During a discussion with Sen. Sherrod Brown (D-OH0, Lew suggested the fee as a possible remedy for banks that are too-big-to-fail:
BROWN: Don’t you think it’s unfair for these banks, $2 trillion banks in at least a couple of cases, these megabanks to receive government subsidized funding advantages that community banks in West Akron or Pomeroy or Sycamore, Ohio don’t get?
LEW: Senator, the administration has proposed a financial responsibility fee that would fall on those large banks, which is something that we think is the right way to assess responsibility for past burdens put on taxpayers. In terms of the access to different borrowing windows, I’d be happy to follow up with you on the differences between access and community banks and large money center banks. But in general, our view is that we have to distinguish between the large banks that create risk to the system and smaller institutions that are less likely to. And we’ve tried to put less burdens on the smaller banks.
The administration has framed this fee from the beginning as only useful in order to recoup losses from the financial crisis. But it would be extremely useful as a permanent fee on the biggest banks for two reasons: it would mitigate some of the advantages enjoyed by the biggest firms and would raise needed revenue from a sector of the economy that can afford it.

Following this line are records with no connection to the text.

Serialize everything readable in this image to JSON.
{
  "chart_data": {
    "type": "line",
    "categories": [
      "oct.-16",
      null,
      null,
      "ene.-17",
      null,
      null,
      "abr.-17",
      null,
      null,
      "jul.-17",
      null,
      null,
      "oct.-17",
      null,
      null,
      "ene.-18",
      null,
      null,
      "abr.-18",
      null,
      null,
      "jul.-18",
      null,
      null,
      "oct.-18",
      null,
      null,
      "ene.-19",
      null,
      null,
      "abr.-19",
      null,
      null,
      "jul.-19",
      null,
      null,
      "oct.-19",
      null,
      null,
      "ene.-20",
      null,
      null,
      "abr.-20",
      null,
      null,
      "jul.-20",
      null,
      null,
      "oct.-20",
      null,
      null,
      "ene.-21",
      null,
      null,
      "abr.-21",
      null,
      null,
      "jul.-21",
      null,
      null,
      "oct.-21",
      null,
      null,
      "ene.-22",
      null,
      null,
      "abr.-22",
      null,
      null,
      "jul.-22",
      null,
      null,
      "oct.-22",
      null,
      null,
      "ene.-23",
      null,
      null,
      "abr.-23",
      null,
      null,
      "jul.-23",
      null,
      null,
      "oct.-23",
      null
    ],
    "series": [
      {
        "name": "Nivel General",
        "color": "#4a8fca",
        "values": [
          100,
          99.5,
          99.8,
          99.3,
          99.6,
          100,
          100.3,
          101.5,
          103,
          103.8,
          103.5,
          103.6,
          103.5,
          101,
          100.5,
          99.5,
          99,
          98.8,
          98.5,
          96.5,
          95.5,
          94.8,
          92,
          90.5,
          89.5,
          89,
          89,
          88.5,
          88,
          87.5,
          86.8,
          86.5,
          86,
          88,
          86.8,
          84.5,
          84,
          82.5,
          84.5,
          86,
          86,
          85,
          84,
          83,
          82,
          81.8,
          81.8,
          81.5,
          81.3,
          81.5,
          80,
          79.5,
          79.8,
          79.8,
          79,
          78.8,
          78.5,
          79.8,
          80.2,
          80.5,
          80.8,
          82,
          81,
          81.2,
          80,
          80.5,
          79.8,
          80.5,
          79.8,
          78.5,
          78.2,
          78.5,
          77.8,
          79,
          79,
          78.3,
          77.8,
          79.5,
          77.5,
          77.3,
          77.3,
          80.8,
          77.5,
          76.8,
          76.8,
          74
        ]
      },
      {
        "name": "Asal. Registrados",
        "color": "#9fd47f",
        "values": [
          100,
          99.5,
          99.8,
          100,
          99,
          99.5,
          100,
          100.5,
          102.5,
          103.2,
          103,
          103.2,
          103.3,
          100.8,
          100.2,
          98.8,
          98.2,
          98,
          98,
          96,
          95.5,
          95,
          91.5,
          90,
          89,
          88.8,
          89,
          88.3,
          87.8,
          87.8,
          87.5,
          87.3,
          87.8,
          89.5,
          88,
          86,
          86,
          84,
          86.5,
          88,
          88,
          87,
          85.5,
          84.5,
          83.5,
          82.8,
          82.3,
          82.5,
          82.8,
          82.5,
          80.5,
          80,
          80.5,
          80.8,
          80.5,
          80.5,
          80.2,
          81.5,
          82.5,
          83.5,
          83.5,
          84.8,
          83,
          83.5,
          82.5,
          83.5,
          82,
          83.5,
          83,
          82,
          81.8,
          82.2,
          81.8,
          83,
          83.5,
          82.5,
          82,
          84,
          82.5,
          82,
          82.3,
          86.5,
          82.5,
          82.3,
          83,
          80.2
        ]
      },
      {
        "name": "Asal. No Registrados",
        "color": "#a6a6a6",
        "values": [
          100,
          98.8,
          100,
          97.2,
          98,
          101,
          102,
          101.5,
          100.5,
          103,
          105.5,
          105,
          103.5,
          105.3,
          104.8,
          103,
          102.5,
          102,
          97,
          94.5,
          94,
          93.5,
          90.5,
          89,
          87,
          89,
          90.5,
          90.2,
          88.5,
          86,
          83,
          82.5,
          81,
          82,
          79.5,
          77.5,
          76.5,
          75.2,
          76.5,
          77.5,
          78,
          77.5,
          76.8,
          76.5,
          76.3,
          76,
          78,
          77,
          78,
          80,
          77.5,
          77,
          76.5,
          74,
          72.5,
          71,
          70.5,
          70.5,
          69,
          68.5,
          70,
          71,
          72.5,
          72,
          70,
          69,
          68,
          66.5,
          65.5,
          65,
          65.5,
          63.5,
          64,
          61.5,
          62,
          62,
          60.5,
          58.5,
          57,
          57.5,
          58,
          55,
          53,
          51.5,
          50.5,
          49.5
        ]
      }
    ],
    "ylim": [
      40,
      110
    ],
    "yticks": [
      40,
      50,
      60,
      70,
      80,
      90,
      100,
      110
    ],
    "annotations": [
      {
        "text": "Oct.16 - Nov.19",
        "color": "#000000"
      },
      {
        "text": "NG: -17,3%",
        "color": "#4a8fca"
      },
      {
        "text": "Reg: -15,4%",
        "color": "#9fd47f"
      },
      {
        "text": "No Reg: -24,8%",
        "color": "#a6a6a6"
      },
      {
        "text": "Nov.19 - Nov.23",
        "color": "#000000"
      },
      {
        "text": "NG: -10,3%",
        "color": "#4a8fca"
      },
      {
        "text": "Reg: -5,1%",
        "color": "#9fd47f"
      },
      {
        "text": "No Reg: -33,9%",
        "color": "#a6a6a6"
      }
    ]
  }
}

As Minneapolis Federal Reserve President Narayana Kocherlakota noted, a bank tax has the benefit requiring huge banks to internalize some of the cost of their extreme growth and risky activities. “Financial institutions fail to internalize all the risks that their investment decisions impose on society. Economists would say that bailouts thereby create a risk ‘externality.’ There is nearly a century of economic thought about how to deal with externalities of various sorts — and the usual answer is through taxation,” he said. “Taxes are a good response because they create incentives for firms to internalize the costs that would otherwise be external.”